Il semble, en effet, important de bien distinguer la véritable catastrophe naturelle, imprévisible et pour laquelle le principe de solidarité nationale trouve évidemment à s'appliquer, de l'événement, certes naturel et d'intensité anormale, mais récurrent. C'est pourquoi le dispositif proposé par votre commission peut conduire à une légère pénalisation des assurés à compter du deuxième sinistre, affaiblissant ainsi volontairement le principe de solidarité nationale.

Proposition n° 29 : Encourager l'assureur et l'assuré à se mettre d'accord sur un programme de petits travaux peu coûteux avec l'instauration d'une légère décote de l'indemnisation s'ils n'étaient pas réalisés contrairement aux engagements de l'assuré.

(3) Agir sur les travaux de prévention par la certification

De nombreux petits travaux de prévention peuvent être réalisés par les particuliers, en dehors de toute obligation liée à un plan de prévention des risques 86 ( * ) , afin de limiter les dégâts causés par une inondation : surélever la maison au moment de la construction, ne pas disposer de mobilier vulnérable (en particulier l'électroménager et l'audiovisuel) à même le sol, a fortiori lorsqu'ils sont à la cave, utiliser des revêtements du sols et des murs peu sensibles au risque d'inondation, etc. Ces aménagements ont un coût le plus souvent faible et permettent de diminuer considérablement les dégâts occasionnés par une inondation.

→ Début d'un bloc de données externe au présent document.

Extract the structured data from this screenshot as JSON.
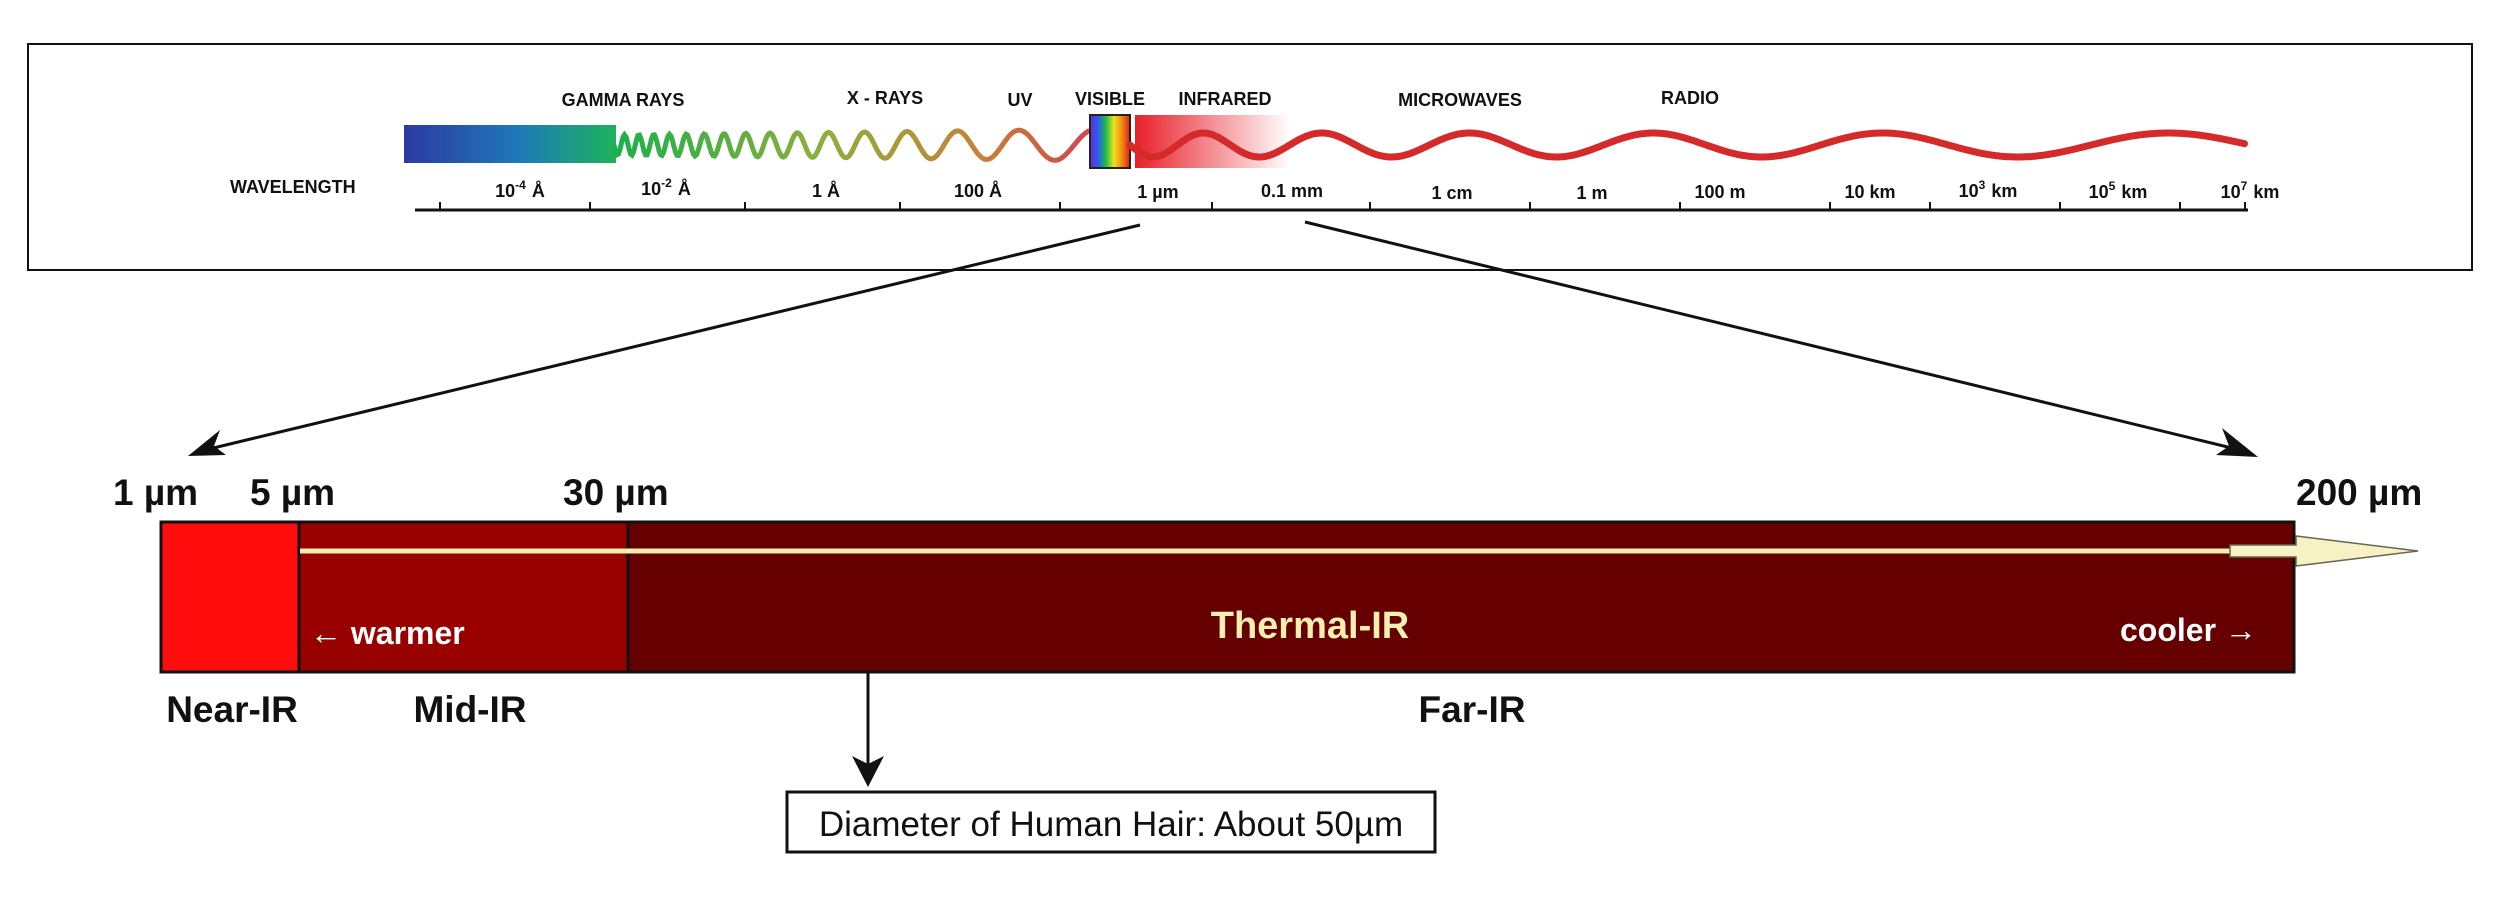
{
  "spectrum": {
    "band_labels": [
      "GAMMA RAYS",
      "X - RAYS",
      "UV",
      "VISIBLE",
      "INFRARED",
      "MICROWAVES",
      "RADIO"
    ],
    "wavelength_label": "WAVELENGTH",
    "ticks": [
      {
        "base": "10",
        "sup": "-4",
        "unit": "Å"
      },
      {
        "base": "10",
        "sup": "-2",
        "unit": "Å"
      },
      {
        "base": "1 Å",
        "sup": "",
        "unit": ""
      },
      {
        "base": "100 Å",
        "sup": "",
        "unit": ""
      },
      {
        "base": "1 µm",
        "sup": "",
        "unit": ""
      },
      {
        "base": "0.1 mm",
        "sup": "",
        "unit": ""
      },
      {
        "base": "1 cm",
        "sup": "",
        "unit": ""
      },
      {
        "base": "1 m",
        "sup": "",
        "unit": ""
      },
      {
        "base": "100 m",
        "sup": "",
        "unit": ""
      },
      {
        "base": "10 km",
        "sup": "",
        "unit": ""
      },
      {
        "base": "10",
        "sup": "3",
        "unit": "km"
      },
      {
        "base": "10",
        "sup": "5",
        "unit": "km"
      },
      {
        "base": "10",
        "sup": "7",
        "unit": "km"
      }
    ]
  },
  "infrared": {
    "boundaries": [
      "1 µm",
      "5 µm",
      "30 µm",
      "200 µm"
    ],
    "regions": [
      "Near-IR",
      "Mid-IR",
      "Far-IR"
    ],
    "thermal_label": "Thermal-IR",
    "warmer_label": "← warmer",
    "cooler_label": "cooler →",
    "hair_note": "Diameter of Human Hair: About 50µm"
  },
  "colors": {
    "near_ir": "#ff0d0d",
    "mid_ir": "#990000",
    "far_ir": "#660000",
    "thermal_text": "#f5f0b0",
    "arrow_fill": "#f7f2c4"
  }
}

Il s'agit ici d'apporter une aide concrète aux assurés et de leur montrer que par de petites améliorations très peu coûteuses, le sentiment de fatalité peut être combattu contribuant ainsi à limiter les dégâts matériels mais aussi affectifs causés par une inondation.

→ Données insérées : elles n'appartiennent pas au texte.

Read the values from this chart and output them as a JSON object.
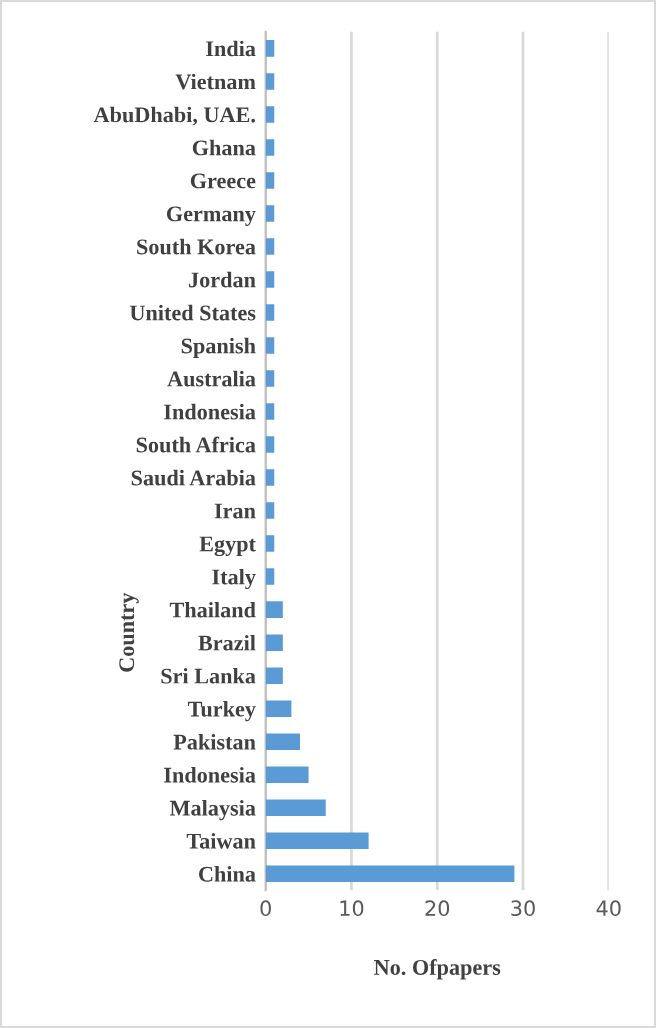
{
  "chart_data": {
    "type": "bar",
    "orientation": "horizontal",
    "xlabel": "No. Ofpapers",
    "ylabel": "Country",
    "categories": [
      "India",
      "Vietnam",
      "AbuDhabi, UAE.",
      "Ghana",
      "Greece",
      "Germany",
      "South Korea",
      "Jordan",
      "United States",
      "Spanish",
      "Australia",
      "Indonesia",
      "South Africa",
      "Saudi Arabia",
      "Iran",
      "Egypt",
      "Italy",
      "Thailand",
      "Brazil",
      "Sri Lanka",
      "Turkey",
      "Pakistan",
      "Indonesia",
      "Malaysia",
      "Taiwan",
      "China"
    ],
    "values": [
      1,
      1,
      1,
      1,
      1,
      1,
      1,
      1,
      1,
      1,
      1,
      1,
      1,
      1,
      1,
      1,
      1,
      2,
      2,
      2,
      3,
      4,
      5,
      7,
      12,
      29
    ],
    "color": "#5b9bd5",
    "xlim": [
      0,
      40
    ],
    "xticks": [
      0,
      10,
      20,
      30,
      40
    ],
    "grid": "x",
    "legend": false
  }
}
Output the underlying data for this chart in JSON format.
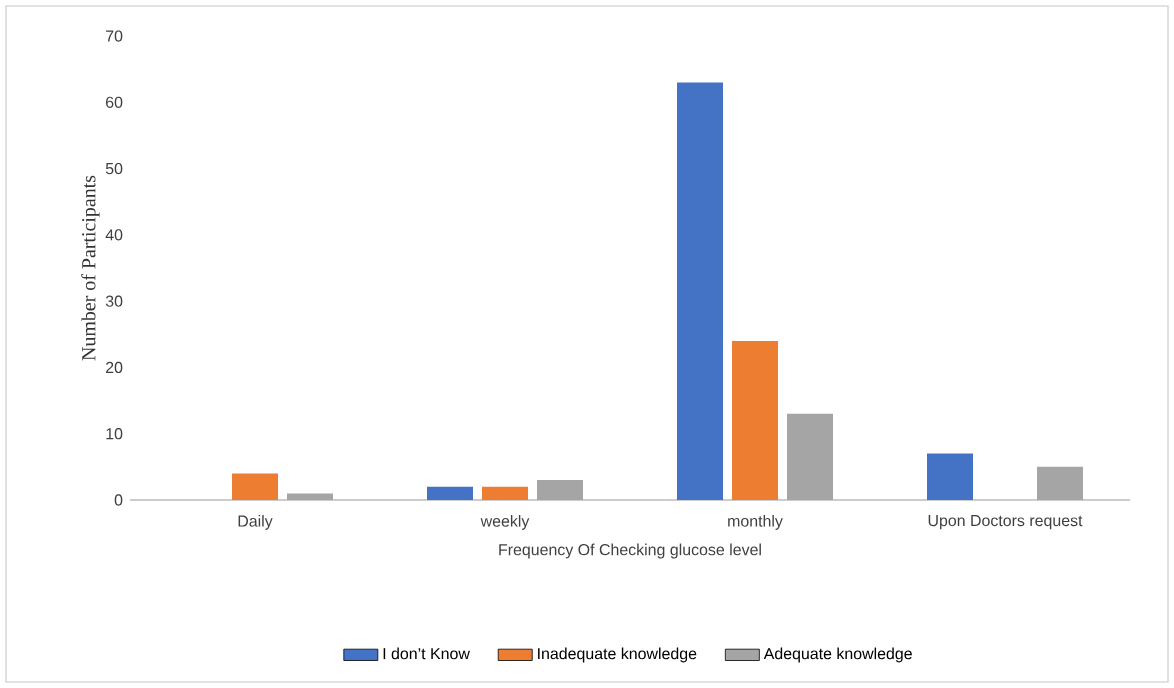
{
  "chart_data": {
    "type": "bar",
    "xlabel": "Frequency Of Checking glucose level",
    "ylabel": "Number of Participants",
    "categories": [
      "Daily",
      "weekly",
      "monthly",
      "Upon Doctors request"
    ],
    "series": [
      {
        "name": "I don’t Know",
        "color": "#4472c4",
        "values": [
          0,
          2,
          63,
          7
        ]
      },
      {
        "name": "Inadequate knowledge",
        "color": "#ed7d31",
        "values": [
          4,
          2,
          24,
          0
        ]
      },
      {
        "name": "Adequate knowledge",
        "color": "#a5a5a5",
        "values": [
          1,
          3,
          13,
          5
        ]
      }
    ],
    "ylim": [
      0,
      70
    ],
    "yticks": [
      0,
      10,
      20,
      30,
      40,
      50,
      60,
      70
    ],
    "grid": false,
    "legend": "bottom"
  }
}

Le ministère de l'Aménagement du Territoire et de l'Environnement, la profession des assureurs et les corps du bâtiment concernés se sont engagés dans une démarche de recensement des bonnes pratiques en cette matière. La commission estime utile que cette démarche aboutisse à des certifications et prévoit la possibilité de subventionner sur cette base des travaux de prévention (budgétairement par le fonds de prévention des risques naturels majeurs ou fiscalement par l'instauration d'un crédit d'impôt).

Il s'agirait de mettre en place, pour les particuliers, l'équivalent du programme expérimental (6 millions de francs en 2000 et en 2001 et à peu près autant en euros pour 2002) géré par le ministère de l'Aménagement du Territoire et de l'Environnement qui subventionne à hauteur de 50 % les travaux de prévention et de réduction de la vulnérabilité engagés par les collectivités locales. En 2000, 23 dossiers de collectivités locales ont été subventionnés pour un montant total de 4,5 millions de francs ; en 2001, 20 dossiers ont été subventionnés jusqu'à présent, pour un montant provisoire de 1,8 million de francs mais la prévision de dépense devrait s'établir à la fin de l'année autour de 3 millions de francs.

Proposition n° 30 : Poursuivre le recensement des bonnes pratiques en matière de construction face au risque d'inondation. Engager une démarche de certification et subventionner les travaux correspondants sur le budget de l'Agence nationale pour l'amélioration de l'habitat (ANAH).

* 83 M. Thierry Franck, sous-directeur chargé des assurances au ministère de l'économie, des finances et de l'industrie, entendu par la commission d'enquête a estimé qu'une telle réforme contreviendrait au principe de solidarité nationale et que le nombre relativement faible de sinistres ne permettrait pas l'élaboration d'un système fiable et juste, sauf à prévoir des règles complexes et susceptibles d'entraîner des frais de gestion élevés.

* 84 C'est ce qu'a indiqué M. Jean-Marc Lamère, délégué général de la Fédération française des sociétés d'assurance à votre commission : « Il faut bien voir (...) que le taux de la surprime catastrophe naturelle représente 12 %. Par conséquent, quand bien même modulerait-on, en passant par exemple de 12 à 15 %, cela ne représenterait en réalité qu'une très petite somme qui, bien sûr, serait tout à fait insuffisante pour responsabiliser les entreprises » .

* 85 Proposition faite par M. Yves Dauge entendu par votre commission le 27 juin 2001 : « Nous pensons qu'il faudrait dire aux gens pour être couverts une seconde fois qu'ils doivent avoir entrepris des travaux pour diminuer leur vulnérabilité » .

* 86 Décret n° 95-1089 du 5 octobre 1995 relatif aux plans de prévention des risques naturels prévisibles.